Chan Davis (1926-2022) was a fascinating figure. He was a communist activist, fanzine editor, mathematician, and political prisoner. He was fired from the University of Michigan in 1954 and imprisoned for six months in 1960 on charges of contempt of Congress leveled by HUAC. The Hugo Book Club recently posted a fantastic interview, from which I derived the bibliographic blurb above, with Steve Batterson, the author of The Prosecution of Professor Chandler Davis: McCarthyism, Communism, and the Myth of Academic Freedom (2023) that I plan on purchasing soon.

Today I have selected three of Chan Davis’ thirteen published SF short stories. The connecting theme? 1940s speculations on nuclear war in the immediate post-Hiroshima world. All three appeared in Astounding Science Fiction under the tutelage of John W. Campbell, Jr.


3/5 (Average)

“The Nightmare” first appeared in Astounding Science Fiction, ed. John W. Campbell, Jr. (May 1946). You can read it online here.

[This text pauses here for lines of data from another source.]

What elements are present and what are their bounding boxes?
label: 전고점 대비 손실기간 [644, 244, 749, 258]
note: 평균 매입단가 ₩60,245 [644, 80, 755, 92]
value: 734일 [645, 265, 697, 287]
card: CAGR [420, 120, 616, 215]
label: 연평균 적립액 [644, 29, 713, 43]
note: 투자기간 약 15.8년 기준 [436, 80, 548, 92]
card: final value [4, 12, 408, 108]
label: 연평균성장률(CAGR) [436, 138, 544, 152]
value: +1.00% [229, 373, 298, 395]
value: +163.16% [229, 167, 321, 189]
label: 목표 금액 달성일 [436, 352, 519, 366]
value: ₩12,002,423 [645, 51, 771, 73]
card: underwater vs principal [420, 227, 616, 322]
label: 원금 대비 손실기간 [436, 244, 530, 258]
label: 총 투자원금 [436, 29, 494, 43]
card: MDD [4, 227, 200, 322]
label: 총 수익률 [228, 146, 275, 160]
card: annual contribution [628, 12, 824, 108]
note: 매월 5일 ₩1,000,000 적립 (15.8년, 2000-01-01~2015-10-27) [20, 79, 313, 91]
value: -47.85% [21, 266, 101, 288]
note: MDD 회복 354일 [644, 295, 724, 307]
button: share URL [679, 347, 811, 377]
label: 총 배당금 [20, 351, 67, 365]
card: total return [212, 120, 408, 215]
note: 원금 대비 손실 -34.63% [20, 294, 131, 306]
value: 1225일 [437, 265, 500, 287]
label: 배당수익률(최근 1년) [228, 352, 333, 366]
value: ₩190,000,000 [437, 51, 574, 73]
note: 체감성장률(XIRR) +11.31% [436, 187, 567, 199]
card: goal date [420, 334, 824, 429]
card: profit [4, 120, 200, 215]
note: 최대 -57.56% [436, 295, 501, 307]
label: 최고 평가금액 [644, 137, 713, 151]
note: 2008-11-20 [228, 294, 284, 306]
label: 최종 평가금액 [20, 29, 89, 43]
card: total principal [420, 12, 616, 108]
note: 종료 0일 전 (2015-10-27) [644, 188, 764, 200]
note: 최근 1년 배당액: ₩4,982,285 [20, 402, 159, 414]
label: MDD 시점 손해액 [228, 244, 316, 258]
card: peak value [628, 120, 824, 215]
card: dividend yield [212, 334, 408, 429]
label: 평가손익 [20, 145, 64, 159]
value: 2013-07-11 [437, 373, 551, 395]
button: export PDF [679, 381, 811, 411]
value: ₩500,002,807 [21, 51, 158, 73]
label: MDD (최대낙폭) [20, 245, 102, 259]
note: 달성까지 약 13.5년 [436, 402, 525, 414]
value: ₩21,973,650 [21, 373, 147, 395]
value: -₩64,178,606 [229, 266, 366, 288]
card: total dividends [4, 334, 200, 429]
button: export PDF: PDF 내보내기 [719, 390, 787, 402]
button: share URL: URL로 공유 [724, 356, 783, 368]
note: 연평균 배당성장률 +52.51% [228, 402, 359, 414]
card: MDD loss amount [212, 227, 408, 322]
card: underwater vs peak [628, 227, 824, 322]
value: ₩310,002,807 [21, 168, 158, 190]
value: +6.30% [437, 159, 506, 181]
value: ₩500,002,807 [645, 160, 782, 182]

A few months before the atomic bomb attack on Hiroshima (August 6th, 1945), a group of scientists at the University of Chicago published The Franck Report (June 11th, 1945). James Franck and his colleagues argued that “within ten years other countries may have nuclear bombs, each of which, weighing less than a ton, could destroy an urban area of more than ten square miles.” They point out the great disadvantage of the United States with its “agglomeration of population and industry in comparatively few metropolitan districts” in comparison to countries with a population and “industry […] scattered over large areas.” In the months after Hiroshima, Chan Davis published his first SF story “The Nightmare” with The Franck Report warning firmly in mind [1].